Jean-Marc Torrollion, président de la FNAIM, propose quatre axes de travail pour la fédération. Le premier vise à réconcilier la politique de logement avec la lutte contre la pollution des sols. Le deuxième compte instituer une approche globale de la rénovation, le troisième repense l’immobilier et ses acteurs dans une politique de la ville et le dernier ambitionne de préserver la capacité d’accession à la propriété pour les Français. « L’industrie de l’immobilier, c’est une industrie du temps long », reconnaît Jean-Marc Torrollion. Une industrie du temps long certes, pourtant, les échéances pressent, celle de la rénovation énergétique en premier lieu.


© AP - Jean-Marc Torrollion, président de la FNAIM

La rénovation énergétique, enjeu du secteur immobilier

Lancée en janvier 2020, MaPrimeRénov’ est une aide créée par l’Etat, destinée à la rénovation énergétique et calculée en fonction des revenus et du gain écologique des travaux. Elle précède la loi climat et résilience, votée en août 2021 et luttant contre le dérèglement climatique. Dans le cadre de cette dernière, l’Etat s’est d’ailleurs engagé à respecter l’objectif européen de baisse des émissions de gaz à effet de serre à hauteur de 55 % minimum d’ici 2030. Emmanuelle Wargon, ministre du Logement, insiste sur l’importance de ces rénovations. Pour elle, il est impératif de « faire en sorte que ces passoires thermiques soient rénovées ».

Rendre l’immobilier accessible

« 42 % des propriétaires ne passent pas par un professionnel pour louer leur bien ou ne le louent pas du tout », estime Jean-Marc Torroillon. Un comble alors que dans les zones tendues, les métropoles notamment, il est de plus en plus difficile de se loger. En effet, une partie des propriétaires ne sait pas comment louer son bien, voire ne le loue pas, car elle ne sait pas comment s’y prendre. C’est là tout le rôle des agences immobilières et autres acteurs majeurs dans le secteur. « Je suis convaincue que nous avons besoin de bailleurs privés pour que les Français puissent se loger », affirme Emmanuelle Wargon.

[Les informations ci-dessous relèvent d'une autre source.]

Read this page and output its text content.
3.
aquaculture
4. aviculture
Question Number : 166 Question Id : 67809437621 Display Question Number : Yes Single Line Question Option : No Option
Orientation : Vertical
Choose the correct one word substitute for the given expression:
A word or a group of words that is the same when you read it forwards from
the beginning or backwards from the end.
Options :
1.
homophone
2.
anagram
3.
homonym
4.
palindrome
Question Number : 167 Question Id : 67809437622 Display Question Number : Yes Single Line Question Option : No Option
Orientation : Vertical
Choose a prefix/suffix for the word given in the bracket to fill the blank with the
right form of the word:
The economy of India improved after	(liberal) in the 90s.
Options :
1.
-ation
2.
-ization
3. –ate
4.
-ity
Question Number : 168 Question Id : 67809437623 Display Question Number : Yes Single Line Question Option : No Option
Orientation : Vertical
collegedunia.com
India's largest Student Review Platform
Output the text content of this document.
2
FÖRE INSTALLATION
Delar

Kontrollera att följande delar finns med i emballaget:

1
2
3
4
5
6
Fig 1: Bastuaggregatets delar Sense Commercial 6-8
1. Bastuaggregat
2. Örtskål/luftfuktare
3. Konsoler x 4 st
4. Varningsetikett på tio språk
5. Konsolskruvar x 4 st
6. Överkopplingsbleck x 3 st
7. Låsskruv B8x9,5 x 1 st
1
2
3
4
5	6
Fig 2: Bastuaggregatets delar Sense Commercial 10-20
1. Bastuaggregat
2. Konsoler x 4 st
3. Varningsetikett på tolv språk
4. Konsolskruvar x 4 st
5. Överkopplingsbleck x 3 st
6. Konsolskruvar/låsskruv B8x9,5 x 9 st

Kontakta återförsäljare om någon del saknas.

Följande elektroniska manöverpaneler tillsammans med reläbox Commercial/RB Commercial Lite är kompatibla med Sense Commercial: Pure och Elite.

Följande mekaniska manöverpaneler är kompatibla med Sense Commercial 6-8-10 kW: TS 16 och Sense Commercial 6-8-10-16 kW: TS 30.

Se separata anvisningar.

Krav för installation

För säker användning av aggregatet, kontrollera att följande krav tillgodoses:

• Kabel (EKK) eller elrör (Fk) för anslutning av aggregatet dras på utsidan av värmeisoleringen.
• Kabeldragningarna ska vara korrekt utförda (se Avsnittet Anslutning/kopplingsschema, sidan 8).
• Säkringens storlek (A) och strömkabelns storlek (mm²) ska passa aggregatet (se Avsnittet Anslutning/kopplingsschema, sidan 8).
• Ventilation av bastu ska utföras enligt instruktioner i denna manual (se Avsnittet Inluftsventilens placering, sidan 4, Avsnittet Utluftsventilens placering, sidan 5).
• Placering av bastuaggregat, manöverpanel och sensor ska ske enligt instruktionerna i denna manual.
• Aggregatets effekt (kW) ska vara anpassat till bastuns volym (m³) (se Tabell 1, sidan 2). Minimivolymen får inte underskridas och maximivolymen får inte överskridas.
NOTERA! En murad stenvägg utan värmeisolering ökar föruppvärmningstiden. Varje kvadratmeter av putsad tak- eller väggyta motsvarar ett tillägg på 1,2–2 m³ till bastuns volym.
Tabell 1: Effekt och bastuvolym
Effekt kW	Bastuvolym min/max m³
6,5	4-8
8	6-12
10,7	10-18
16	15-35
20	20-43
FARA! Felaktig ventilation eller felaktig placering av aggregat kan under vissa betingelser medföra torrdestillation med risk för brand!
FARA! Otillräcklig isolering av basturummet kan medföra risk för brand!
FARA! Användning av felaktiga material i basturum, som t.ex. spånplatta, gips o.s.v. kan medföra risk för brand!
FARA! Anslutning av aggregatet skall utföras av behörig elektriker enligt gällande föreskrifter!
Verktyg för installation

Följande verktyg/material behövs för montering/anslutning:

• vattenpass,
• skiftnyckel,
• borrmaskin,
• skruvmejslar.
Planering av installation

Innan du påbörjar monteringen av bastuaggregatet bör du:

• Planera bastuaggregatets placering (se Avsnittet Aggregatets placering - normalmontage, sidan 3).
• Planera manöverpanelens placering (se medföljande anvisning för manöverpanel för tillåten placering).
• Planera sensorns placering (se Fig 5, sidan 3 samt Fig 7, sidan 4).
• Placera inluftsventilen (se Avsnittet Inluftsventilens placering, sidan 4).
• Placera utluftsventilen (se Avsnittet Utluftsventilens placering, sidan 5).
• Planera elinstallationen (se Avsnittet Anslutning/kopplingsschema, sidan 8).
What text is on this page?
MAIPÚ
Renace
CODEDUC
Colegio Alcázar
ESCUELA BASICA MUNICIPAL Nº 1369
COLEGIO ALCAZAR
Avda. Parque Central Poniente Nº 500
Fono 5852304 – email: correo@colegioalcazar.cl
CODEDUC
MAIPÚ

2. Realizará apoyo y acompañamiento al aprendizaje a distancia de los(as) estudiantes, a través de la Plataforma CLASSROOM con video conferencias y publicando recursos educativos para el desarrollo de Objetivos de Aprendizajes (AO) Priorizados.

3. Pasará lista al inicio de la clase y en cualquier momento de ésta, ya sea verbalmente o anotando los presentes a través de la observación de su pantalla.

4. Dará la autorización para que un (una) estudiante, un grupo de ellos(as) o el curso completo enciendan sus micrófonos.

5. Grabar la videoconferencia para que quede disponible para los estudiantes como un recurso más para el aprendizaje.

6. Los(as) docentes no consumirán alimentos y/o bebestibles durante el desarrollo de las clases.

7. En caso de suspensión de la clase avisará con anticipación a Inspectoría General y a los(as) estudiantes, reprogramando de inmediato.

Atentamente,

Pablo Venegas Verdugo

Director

Pour démocratiser l’accès au logement, en propriété ou location, de nouvelles mesures ont été mises en place lors du dernier quinquennat. Ainsi, si un propriétaire baisse le loyer de 30 %, ce que l’on appelle une réduction sociale, ou mieux, de 45 % pour une réduction très sociale, une défiscalisation sera appliquée. Cette dernière permet aux propriétaires de retrouver leur rentabilité de départ, celle qu’ils auraient acquise si le loyer n’avait pas été réduit. Des mesures sociales sont donc mises en avant. Pourtant, Éléonore Martin Marin, étudiante à l’École supérieure de l’immobilier (ESI) et présente sur le plateau pour un question-réponse avec la ministre, souligne la baisse des Aides pour le logement (APL), une mesure à l’encontre d’une politique sociale. En effet, les APL ont été revalorisées au 1er octobre dernier, provoquant une baisse de ces aides pour tous les bénéficiaires. « Nous n’avons pas changé le barème des APL, nous avons plutôt fait en sorte de calculer l’aide en fonction des revenus connus », se défend la ministre, qui a pris la mesure.